In his April 1 General Audience, Pope Leo XIV reflected on the laity’s identity in the Church and the call to evangelize in the world, encouraging the faithful to be witnesses of the Resurrected Lord, following examples such as those of Mary Magdalene, Peter, and John.
Chapter four of the Dogmatic Constitution Lumen gentium aims to describe the nature and mission of the laity using positive terms, “after centuries in which they had been defined simply as those who are not part of the clergy or the consecrated life,” Pope Leo said, continuing his catechesis on the documents of the Second Vatican Council.
He spotlighted paragraph 32 of the constitution, which states that “the chosen People of God is one: ‘one Lord, one faith, one baptism’; sharing a common dignity as members from their regeneration in Christ, having the same filial grace and the same vocation to perfection; possessing in common one salvation, one hope and one undivided charity.”
Before making distinctions between ministries or states of life, the Second Vatican Council affirmed the equal dignity of all the baptized as members of the Church, Pope Leo explained. The council also emphasized the laity’s mission in the Church and in the world.
The Pontiff then drew attention to the definition of laity given by Lumen gentium, which states that it means “all the faithful… [who] are by baptism made one body with Christ and are constituted among the People of God,” and sharers in the priestly, prophetic, and kingly functions of Jesus. The declaration adds that the laity “carry out for their own part the mission of the whole Christian people in the Church and in the world.”
This has profound implications and reveals the complementary dynamic of ordained priests and all the baptized, according to Pope Leo.
“The holy People of God, therefore, is never a formless mass, but the body of Christ,” Pope Leo said, later saying “it is a community organically structured by means of the fruitful relationship between the two forms of participation in the priesthood of Christ,” namely, the faithful’s common priesthood and the ministerial priesthood.
The laity’s participation in the priesthood of Christ comes with responsibilities as well. Pope Leo noted that Lumen gentium states that Jesus, the eternal Priest, “wills to continue His witness and service also through the laity, vivifies them in this Spirit and increasingly urges them on to every good and perfect work.”
The council’s writings on the laity were praised especially in 1988 by Pope Saint John Paul II, who emphasized in his apostolic exhortation Chriestifideles laici that the council wrote “as never before on the nature, dignity, spirituality, mission and responsibility of the lay faithful,” Pope Leo quoted.

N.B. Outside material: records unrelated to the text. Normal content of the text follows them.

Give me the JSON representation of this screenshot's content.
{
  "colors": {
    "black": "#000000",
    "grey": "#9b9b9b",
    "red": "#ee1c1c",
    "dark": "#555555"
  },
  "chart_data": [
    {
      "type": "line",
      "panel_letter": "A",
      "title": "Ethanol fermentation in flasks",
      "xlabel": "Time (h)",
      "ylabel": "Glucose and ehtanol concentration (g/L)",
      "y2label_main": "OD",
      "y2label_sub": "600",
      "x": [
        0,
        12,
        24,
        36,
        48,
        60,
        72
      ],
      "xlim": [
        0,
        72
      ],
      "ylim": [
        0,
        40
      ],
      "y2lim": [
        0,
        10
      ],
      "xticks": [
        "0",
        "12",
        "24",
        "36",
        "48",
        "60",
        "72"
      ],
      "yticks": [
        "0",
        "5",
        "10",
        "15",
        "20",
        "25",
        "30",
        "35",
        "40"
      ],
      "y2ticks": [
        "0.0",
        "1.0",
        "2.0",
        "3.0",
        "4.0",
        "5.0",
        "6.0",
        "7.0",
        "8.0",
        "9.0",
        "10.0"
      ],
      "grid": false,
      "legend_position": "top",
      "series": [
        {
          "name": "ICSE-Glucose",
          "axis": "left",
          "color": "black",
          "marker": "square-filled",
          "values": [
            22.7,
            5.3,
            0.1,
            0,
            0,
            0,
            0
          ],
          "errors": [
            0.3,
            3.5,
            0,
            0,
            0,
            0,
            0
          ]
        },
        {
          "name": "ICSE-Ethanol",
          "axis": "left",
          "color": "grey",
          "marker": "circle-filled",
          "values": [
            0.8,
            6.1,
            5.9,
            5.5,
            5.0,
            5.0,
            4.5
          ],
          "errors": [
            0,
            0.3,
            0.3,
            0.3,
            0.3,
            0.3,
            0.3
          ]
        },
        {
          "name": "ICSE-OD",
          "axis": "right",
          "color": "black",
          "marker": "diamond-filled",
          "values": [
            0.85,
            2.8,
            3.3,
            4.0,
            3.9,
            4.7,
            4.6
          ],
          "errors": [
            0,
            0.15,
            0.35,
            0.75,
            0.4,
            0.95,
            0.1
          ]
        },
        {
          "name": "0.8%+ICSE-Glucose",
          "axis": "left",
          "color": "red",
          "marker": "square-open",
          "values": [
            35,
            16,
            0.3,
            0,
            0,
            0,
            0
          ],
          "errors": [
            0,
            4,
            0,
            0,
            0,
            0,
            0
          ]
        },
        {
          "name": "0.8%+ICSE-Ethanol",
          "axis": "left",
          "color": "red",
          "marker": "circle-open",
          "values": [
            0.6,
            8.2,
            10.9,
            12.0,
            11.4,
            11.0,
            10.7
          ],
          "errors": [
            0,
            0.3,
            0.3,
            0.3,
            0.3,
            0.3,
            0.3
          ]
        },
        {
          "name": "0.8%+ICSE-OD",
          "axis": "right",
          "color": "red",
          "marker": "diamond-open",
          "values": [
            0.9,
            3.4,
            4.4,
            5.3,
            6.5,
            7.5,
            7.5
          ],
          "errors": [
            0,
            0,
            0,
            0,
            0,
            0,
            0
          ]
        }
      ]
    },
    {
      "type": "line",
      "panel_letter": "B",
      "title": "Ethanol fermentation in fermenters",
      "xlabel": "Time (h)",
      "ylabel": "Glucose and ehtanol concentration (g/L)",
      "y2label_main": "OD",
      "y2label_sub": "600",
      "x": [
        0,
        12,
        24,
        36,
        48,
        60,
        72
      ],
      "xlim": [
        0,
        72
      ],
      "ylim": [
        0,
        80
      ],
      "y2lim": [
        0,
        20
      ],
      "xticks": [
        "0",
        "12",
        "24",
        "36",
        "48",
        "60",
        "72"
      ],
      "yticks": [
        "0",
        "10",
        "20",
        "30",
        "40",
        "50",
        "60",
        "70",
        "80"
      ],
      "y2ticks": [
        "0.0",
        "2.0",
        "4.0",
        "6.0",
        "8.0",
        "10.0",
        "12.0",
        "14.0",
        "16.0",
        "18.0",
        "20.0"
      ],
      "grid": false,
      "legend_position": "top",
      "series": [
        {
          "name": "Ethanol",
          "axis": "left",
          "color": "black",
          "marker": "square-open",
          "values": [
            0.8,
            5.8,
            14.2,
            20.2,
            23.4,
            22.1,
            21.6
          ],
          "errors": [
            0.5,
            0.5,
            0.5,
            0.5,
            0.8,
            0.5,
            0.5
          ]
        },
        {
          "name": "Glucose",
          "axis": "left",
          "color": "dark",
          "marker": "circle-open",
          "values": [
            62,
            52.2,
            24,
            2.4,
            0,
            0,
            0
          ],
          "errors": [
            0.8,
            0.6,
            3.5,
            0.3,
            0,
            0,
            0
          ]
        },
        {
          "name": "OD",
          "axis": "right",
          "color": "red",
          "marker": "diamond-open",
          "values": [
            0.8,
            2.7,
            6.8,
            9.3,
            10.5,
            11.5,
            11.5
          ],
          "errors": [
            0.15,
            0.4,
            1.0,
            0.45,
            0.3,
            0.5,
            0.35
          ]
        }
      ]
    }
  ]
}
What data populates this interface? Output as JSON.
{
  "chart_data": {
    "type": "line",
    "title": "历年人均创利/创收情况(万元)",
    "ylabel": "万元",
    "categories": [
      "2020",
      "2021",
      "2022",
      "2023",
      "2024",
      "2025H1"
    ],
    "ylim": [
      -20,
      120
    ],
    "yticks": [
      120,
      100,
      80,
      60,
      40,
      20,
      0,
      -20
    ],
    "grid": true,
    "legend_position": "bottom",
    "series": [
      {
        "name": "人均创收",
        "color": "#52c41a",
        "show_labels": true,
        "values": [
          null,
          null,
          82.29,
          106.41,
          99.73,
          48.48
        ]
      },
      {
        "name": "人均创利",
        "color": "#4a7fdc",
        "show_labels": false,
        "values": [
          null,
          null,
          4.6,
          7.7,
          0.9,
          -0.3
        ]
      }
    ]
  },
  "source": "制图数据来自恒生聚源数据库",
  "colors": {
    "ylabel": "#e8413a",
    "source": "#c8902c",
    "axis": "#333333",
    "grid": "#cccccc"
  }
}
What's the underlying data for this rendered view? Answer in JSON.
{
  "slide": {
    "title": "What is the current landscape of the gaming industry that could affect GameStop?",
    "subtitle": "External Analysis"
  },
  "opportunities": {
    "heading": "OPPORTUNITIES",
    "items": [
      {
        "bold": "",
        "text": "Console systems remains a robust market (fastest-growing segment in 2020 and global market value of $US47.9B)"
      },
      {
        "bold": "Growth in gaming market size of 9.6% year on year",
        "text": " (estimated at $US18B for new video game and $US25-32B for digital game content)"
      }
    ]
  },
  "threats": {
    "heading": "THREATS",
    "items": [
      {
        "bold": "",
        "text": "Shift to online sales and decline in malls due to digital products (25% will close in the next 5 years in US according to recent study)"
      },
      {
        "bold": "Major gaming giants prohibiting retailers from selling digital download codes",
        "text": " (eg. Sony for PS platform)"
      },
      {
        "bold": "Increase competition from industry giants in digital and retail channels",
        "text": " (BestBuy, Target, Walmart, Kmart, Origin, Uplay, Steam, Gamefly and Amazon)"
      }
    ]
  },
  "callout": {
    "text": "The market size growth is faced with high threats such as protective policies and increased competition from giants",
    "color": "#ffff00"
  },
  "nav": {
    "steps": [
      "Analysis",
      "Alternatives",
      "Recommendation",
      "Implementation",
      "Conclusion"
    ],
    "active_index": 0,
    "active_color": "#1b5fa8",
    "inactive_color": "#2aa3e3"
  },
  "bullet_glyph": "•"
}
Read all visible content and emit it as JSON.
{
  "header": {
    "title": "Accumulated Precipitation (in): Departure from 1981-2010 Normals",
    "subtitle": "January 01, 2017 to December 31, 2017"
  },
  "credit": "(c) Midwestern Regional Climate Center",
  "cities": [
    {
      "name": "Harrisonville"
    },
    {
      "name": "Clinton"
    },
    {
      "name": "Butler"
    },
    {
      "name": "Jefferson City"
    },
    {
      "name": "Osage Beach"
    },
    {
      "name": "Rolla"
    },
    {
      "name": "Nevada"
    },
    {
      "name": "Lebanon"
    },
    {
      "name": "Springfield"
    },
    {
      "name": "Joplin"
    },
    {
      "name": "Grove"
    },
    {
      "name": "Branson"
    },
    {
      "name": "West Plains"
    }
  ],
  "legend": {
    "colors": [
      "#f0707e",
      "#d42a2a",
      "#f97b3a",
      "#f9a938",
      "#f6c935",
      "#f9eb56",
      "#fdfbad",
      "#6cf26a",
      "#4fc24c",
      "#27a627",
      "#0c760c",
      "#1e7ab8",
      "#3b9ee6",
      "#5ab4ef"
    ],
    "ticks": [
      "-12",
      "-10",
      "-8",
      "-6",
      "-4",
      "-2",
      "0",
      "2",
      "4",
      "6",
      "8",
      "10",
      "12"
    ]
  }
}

Pope St. John Paul II added that the Council Fathers re-echoed Christ’s call by summoning “all the lay faithful, both women and men, to labour in the vineyard.”
Pope Leo then emphasized that the apostolate of the laity includes ministry in the Church and extends into the world, which needs the Christian witness of the risen Lord.
“Indeed, the Church is present wherever her children profess and bear witness to the Gospel: in the workplace, in civil society and in all human relationships,” Pope Leo said, “wherever they, through their choices, show the beauty of Christian life, which foretells here and now the justice and peace that will be accomplished in the Kingdom of God.”
Drawing on Lumen gentium, Pope Leo underscored the importance of the laity’s witness in permeating the spirit of Christ in the world. The Body of Christ should respond to the call to share with the world the joy of Easter, the Pope said.
Pope Francis encouraged being an “outgoing Church,” Pope Leo recalled, explaining that it is “a Church embodied in history, always open to mission, in which we are all called to be missionary disciples, apostles of the Gospel, witnesses of the Kingdom of God, bearers of the joy of Christ whom we have encountered!
“Brothers and sisters, may the Easter we are preparing to celebrate renew in us the grace to be, like Mary Magdalene, like Peter and John, witnesses of the Risen One!”